Groups with disconnected tools or scanned PDFs are increasingly viewed as their partnership lagging behind. The facility requires partners who can plug in the workflow and deliver results. They need more – they deserve better.

Successful look

Some organizations have shown success when the infrastructure enables holistic care delivery. When groups can benchmark key metrics such as avoidable hospitalization, ED transfer, document integrity, and facility-level performance, and use this data to guide interventions – they can demonstrate true ROI.

In my own conversation with SNF leaders, I heard this time and again: “We switch to whether they can provide us with significant improvements in clinical outcomes and share the same information on the highway, which is essential to alleviate the burden on constrained caregivers.” That’s what the industry requires – no more than the dashboard, but a bedside-aware data-driven system that improves care and performance.

What should leaders ask

If you are a practice group or facility leader in evaluating value-based care strategies, start with the following questions:

  • Can your clinician view patient attribution and risk information at this moment?
  • Are diagnostics and documentation synchronized between facilities and adventure entities?
  • Can your workflow be intervened in time at the bedside?
  • Can you benchmark performance through metrics such as hospitalization, ER utilization, and risk adjustment?
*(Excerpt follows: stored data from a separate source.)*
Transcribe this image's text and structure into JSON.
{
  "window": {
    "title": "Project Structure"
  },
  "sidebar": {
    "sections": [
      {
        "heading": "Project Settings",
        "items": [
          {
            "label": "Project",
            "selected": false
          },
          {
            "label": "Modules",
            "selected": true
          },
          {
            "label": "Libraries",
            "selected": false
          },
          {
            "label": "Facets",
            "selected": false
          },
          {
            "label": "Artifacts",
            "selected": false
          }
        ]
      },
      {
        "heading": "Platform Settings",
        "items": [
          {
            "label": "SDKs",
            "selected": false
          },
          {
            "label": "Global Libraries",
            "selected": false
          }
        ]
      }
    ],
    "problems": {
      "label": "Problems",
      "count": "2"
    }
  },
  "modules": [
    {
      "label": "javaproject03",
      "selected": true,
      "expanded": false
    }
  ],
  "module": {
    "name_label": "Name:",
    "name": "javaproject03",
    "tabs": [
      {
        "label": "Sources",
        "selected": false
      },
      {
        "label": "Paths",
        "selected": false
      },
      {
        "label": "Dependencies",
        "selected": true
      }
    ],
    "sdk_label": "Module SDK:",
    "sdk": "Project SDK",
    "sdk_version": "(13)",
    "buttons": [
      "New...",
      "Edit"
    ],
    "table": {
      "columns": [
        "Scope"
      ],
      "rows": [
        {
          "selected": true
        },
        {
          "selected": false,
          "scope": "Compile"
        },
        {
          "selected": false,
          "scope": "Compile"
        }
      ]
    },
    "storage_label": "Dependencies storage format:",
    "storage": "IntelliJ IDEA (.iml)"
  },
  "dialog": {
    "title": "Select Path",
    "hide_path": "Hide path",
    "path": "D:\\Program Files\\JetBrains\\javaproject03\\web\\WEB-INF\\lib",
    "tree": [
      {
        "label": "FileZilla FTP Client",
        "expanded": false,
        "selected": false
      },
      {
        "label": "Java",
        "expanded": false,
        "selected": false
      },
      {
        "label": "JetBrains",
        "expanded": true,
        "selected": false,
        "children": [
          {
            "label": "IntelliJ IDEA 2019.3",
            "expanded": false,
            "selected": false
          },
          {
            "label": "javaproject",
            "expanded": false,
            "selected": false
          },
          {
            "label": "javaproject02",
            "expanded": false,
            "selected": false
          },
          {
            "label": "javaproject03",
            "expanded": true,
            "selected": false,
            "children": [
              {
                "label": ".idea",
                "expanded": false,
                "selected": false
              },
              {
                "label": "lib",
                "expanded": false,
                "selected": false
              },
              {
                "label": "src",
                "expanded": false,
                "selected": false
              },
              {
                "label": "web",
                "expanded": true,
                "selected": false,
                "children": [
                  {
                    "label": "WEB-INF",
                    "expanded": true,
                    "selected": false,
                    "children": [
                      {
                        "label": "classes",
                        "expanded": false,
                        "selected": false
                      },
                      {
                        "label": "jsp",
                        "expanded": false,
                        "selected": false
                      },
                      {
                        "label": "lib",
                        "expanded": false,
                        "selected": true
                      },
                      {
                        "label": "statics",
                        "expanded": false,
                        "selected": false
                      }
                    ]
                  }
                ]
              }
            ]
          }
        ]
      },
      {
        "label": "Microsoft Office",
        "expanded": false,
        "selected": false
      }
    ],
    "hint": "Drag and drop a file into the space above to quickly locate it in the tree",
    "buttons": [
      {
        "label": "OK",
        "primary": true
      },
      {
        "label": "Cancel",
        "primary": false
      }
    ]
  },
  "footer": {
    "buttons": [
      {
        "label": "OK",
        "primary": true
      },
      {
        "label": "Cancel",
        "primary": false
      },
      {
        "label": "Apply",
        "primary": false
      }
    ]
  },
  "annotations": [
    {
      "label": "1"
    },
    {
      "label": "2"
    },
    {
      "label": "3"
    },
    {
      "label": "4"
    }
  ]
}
If the answer is no, then you won't solve the value – you drive while looking in the rear view.

Everything falls by the bed

The last mile of care is not where the work ends, but where the value begins. State-of-the-art analyses do not matter if they cannot be activated by the people who are caring for.

If we want to succeed in value-based care, we must move from a system of distant observation to frontline clinicians for the tools and support equipment needed. That is where real, informed, holistic care is achieved, and the future of healthcare will be realized.

Photos: SDI production, Getty images


Dr. Steve Buslovich is Chief Medical Officer of Senior Nursing at PointClickcare. He is an elderly physician and certified medical director at several nursing homes and acute care facilities located in western New York. Dr. Buslovich is an active committee member of the American Geriatric Society (AGS), excellence in long-term care collaboration and the PALTC Medical Association, where he serves on the Public Policy and Clinical Practice Guidelines Committee. Collaboration with CMS and ONC is currently being carried out to establish standardized clinical data elements in all post-acute care settings.